The problem with cow's milk is that it contains cow white blood cells. This is not generally a problem for humans because milk is pasturised and the cow white blood cells are killed. Any living cow white cells might attack the baby because it is not a cow.

This also explains why cow's milk is such a problem as an allergen.

OP posts:
LWandLottie · 10/08/2007 14:30

I think this is absolutely disgusting! By stopping advertisments like this because 'breast is best' is just nuts. What are they trying to achieve by doing this, make all the mum's who don't bf feel even worse? The ammount of crap I've been made to feel from hv etc because I stopped bf my dd at 6 weeks is unreal. I think that stopping the advertisements for formula is sending out th wrong signal.

Why shouldn't they advertise it? There is still a large market for it. I'm sick and tired of being pummelled by breastfeeding nazis for formula feeding my daughter. I think it's my right to be able to watch an advertisement for formula milk that I feed to my daughter.

I'm sorry but breast is not best for all women, and this sort of thing just angers me even further. By stopping these adverts and replacing them with bf adverts is unfair and harsh. There is no medal for bf your baby, you are not a saint if you put up with excruciating pain whilst breastfeeding your baby.

I am very pro breastfeeding, but I'm also pro formula feeding, depending on what works best of mother and baby. If they wanted to match the adverts for formula with breastfeeding that's great. But by making these adverts illegal, for whatever reason, seems totally unnacceptable to me. I don't know, maybe I'm not seeing it from the correct angle.

Reallytired · 10/08/2007 14:47

"I'm sorry but breast is not best for all women, and this sort of thing just angers me even further. By stopping these adverts and replacing them with bf adverts is unfair and harsh. There is no medal for bf your baby, you are not a saint if you put up with excruciating pain whilst breastfeeding your baby. "
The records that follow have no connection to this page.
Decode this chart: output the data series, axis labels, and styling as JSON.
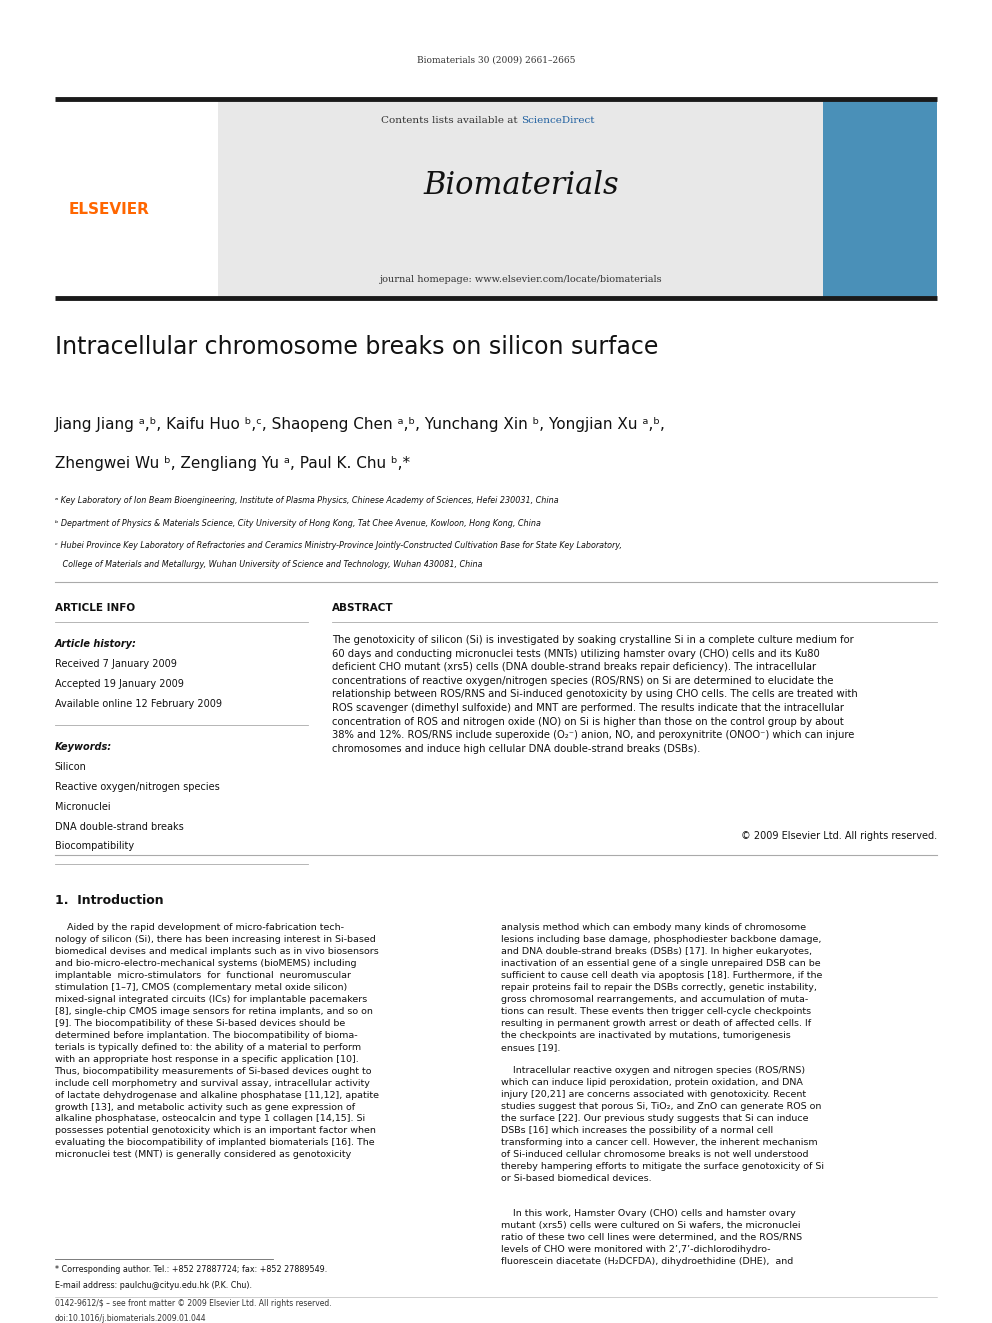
{
  "page_width": 9.92,
  "page_height": 13.23,
  "background_color": "#ffffff",
  "top_citation": "Biomaterials 30 (2009) 2661–2665",
  "journal_header_bg": "#e8e8e8",
  "sciencedirect_color": "#2060a0",
  "journal_name": "Biomaterials",
  "journal_url": "journal homepage: www.elsevier.com/locate/biomaterials",
  "elsevier_color": "#ff6600",
  "elsevier_text": "ELSEVIER",
  "thick_bar_color": "#1a1a1a",
  "article_title": "Intracellular chromosome breaks on silicon surface",
  "affil_a": "ᵃ Key Laboratory of Ion Beam Bioengineering, Institute of Plasma Physics, Chinese Academy of Sciences, Hefei 230031, China",
  "affil_b": "ᵇ Department of Physics & Materials Science, City University of Hong Kong, Tat Chee Avenue, Kowloon, Hong Kong, China",
  "affil_c1": "ᶜ Hubei Province Key Laboratory of Refractories and Ceramics Ministry-Province Jointly-Constructed Cultivation Base for State Key Laboratory,",
  "affil_c2": "   College of Materials and Metallurgy, Wuhan University of Science and Technology, Wuhan 430081, China",
  "section_article_info": "ARTICLE INFO",
  "section_abstract": "ABSTRACT",
  "article_history_label": "Article history:",
  "received": "Received 7 January 2009",
  "accepted": "Accepted 19 January 2009",
  "available": "Available online 12 February 2009",
  "keywords_label": "Keywords:",
  "keywords": [
    "Silicon",
    "Reactive oxygen/nitrogen species",
    "Micronuclei",
    "DNA double-strand breaks",
    "Biocompatibility"
  ],
  "abstract_text": "The genotoxicity of silicon (Si) is investigated by soaking crystalline Si in a complete culture medium for\n60 days and conducting micronuclei tests (MNTs) utilizing hamster ovary (CHO) cells and its Ku80\ndeficient CHO mutant (xrs5) cells (DNA double-strand breaks repair deficiency). The intracellular\nconcentrations of reactive oxygen/nitrogen species (ROS/RNS) on Si are determined to elucidate the\nrelationship between ROS/RNS and Si-induced genotoxicity by using CHO cells. The cells are treated with\nROS scavenger (dimethyl sulfoxide) and MNT are performed. The results indicate that the intracellular\nconcentration of ROS and nitrogen oxide (NO) on Si is higher than those on the control group by about\n38% and 12%. ROS/RNS include superoxide (O₂⁻) anion, NO, and peroxynitrite (ONOO⁻) which can injure\nchromosomes and induce high cellular DNA double-strand breaks (DSBs).",
  "copyright_line": "© 2009 Elsevier Ltd. All rights reserved.",
  "intro_heading": "1.  Introduction",
  "intro_col1": "    Aided by the rapid development of micro-fabrication tech-\nnology of silicon (Si), there has been increasing interest in Si-based\nbiomedical devises and medical implants such as in vivo biosensors\nand bio-micro-electro-mechanical systems (bioMEMS) including\nimplantable  micro-stimulators  for  functional  neuromuscular\nstimulation [1–7], CMOS (complementary metal oxide silicon)\nmixed-signal integrated circuits (ICs) for implantable pacemakers\n[8], single-chip CMOS image sensors for retina implants, and so on\n[9]. The biocompatibility of these Si-based devices should be\ndetermined before implantation. The biocompatibility of bioma-\nterials is typically defined to: the ability of a material to perform\nwith an appropriate host response in a specific application [10].\nThus, biocompatibility measurements of Si-based devices ought to\ninclude cell morphometry and survival assay, intracellular activity\nof lactate dehydrogenase and alkaline phosphatase [11,12], apatite\ngrowth [13], and metabolic activity such as gene expression of\nalkaline phosphatase, osteocalcin and type 1 collagen [14,15]. Si\npossesses potential genotoxicity which is an important factor when\nevaluating the biocompatibility of implanted biomaterials [16]. The\nmicronuclei test (MNT) is generally considered as genotoxicity",
  "intro_col2_part1": "analysis method which can embody many kinds of chromosome\nlesions including base damage, phosphodiester backbone damage,\nand DNA double-strand breaks (DSBs) [17]. In higher eukaryotes,\ninactivation of an essential gene of a single unrepaired DSB can be\nsufficient to cause cell death via apoptosis [18]. Furthermore, if the\nrepair proteins fail to repair the DSBs correctly, genetic instability,\ngross chromosomal rearrangements, and accumulation of muta-\ntions can result. These events then trigger cell-cycle checkpoints\nresulting in permanent growth arrest or death of affected cells. If\nthe checkpoints are inactivated by mutations, tumorigenesis\nensues [19].",
  "intro_col2_part2": "    Intracellular reactive oxygen and nitrogen species (ROS/RNS)\nwhich can induce lipid peroxidation, protein oxidation, and DNA\ninjury [20,21] are concerns associated with genotoxicity. Recent\nstudies suggest that porous Si, TiO₂, and ZnO can generate ROS on\nthe surface [22]. Our previous study suggests that Si can induce\nDSBs [16] which increases the possibility of a normal cell\ntransforming into a cancer cell. However, the inherent mechanism\nof Si-induced cellular chromosome breaks is not well understood\nthereby hampering efforts to mitigate the surface genotoxicity of Si\nor Si-based biomedical devices.",
  "intro_col2_part3": "    In this work, Hamster Ovary (CHO) cells and hamster ovary\nmutant (xrs5) cells were cultured on Si wafers, the micronuclei\nratio of these two cell lines were determined, and the ROS/RNS\nlevels of CHO were monitored with 2’,7’-dichlorodihydro-\nfluorescein diacetate (H₂DCFDA), dihydroethidine (DHE),  and",
  "footnote_star": "* Corresponding author. Tel.: +852 27887724; fax: +852 27889549.",
  "footnote_email": "E-mail address: paulchu@cityu.edu.hk (P.K. Chu).",
  "footnote_issn": "0142-9612/$ – see front matter © 2009 Elsevier Ltd. All rights reserved.",
  "footnote_doi": "doi:10.1016/j.biomaterials.2009.01.044"
}
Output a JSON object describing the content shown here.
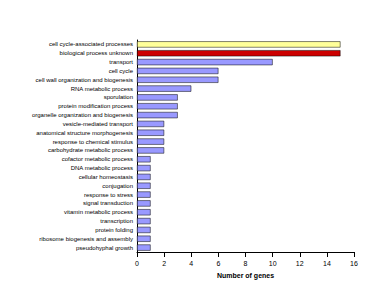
{
  "chart_data": {
    "type": "bar",
    "orientation": "horizontal",
    "x_label": "Number of genes",
    "categories": [
      "cell cycle-associated processes",
      "biological process unknown",
      "transport",
      "cell cycle",
      "cell wall organization and biogenesis",
      "RNA metabolic process",
      "sporulation",
      "protein modification process",
      "organelle organization and biogenesis",
      "vesicle-mediated transport",
      "anatomical structure morphogenesis",
      "response to chemical stimulus",
      "carbohydrate metabolic process",
      "cofactor metabolic process",
      "DNA metabolic process",
      "cellular homeostasis",
      "conjugation",
      "response to stress",
      "signal transduction",
      "vitamin metabolic process",
      "transcription",
      "protein folding",
      "ribosome biogenesis and assembly",
      "pseudohyphal growth"
    ],
    "values": [
      15,
      15,
      10,
      6,
      6,
      4,
      3,
      3,
      3,
      2,
      2,
      2,
      2,
      1,
      1,
      1,
      1,
      1,
      1,
      1,
      1,
      1,
      1,
      1
    ],
    "colors": [
      "#ffff99",
      "#cc0000",
      "#9999ff",
      "#9999ff",
      "#9999ff",
      "#9999ff",
      "#9999ff",
      "#9999ff",
      "#9999ff",
      "#9999ff",
      "#9999ff",
      "#9999ff",
      "#9999ff",
      "#9999ff",
      "#9999ff",
      "#9999ff",
      "#9999ff",
      "#9999ff",
      "#9999ff",
      "#9999ff",
      "#9999ff",
      "#9999ff",
      "#9999ff",
      "#9999ff"
    ],
    "xlim": [
      0,
      16
    ],
    "xticks": [
      0,
      2,
      4,
      6,
      8,
      10,
      12,
      14,
      16
    ],
    "grid": false
  }
}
If you feel guilty bottlefeeding then that is your problem. Breastfeeding is nothing to do with being saintly. Its about giving your child the best chance in life. To me that is more important than any medal.

No mother should have to put up with excruciating pain. Clearly you did not get the help you needed.

Before you ask, I had hideous time establishing breastfeeding. However I good hospital support that made the differenec. It took a lot of blood, guts and determination to get a five pound newborn baby to breastfeed. Especially as my son had to be fed by a syringe as he was weak.

Out of curiousity. Do you think we should worry about making pregnant woman who drink a small amount of alochol feel guilty? Do you think women who get drunk during pregnancy deserve children?

OP posts:
fedupwasherwoman · 10/08/2007 14:54

I think its interesting that some posters consider that both the mum's and the baby's physical and emotional needs are important (happy mum/happy baby thing)and some only consider the baby's needs of any imprtance inferring that if they are not met then the mum is being thoughtless/selfish.

I do think we shouldn't criticise another parent's choices until we've walked a mile in their shoes.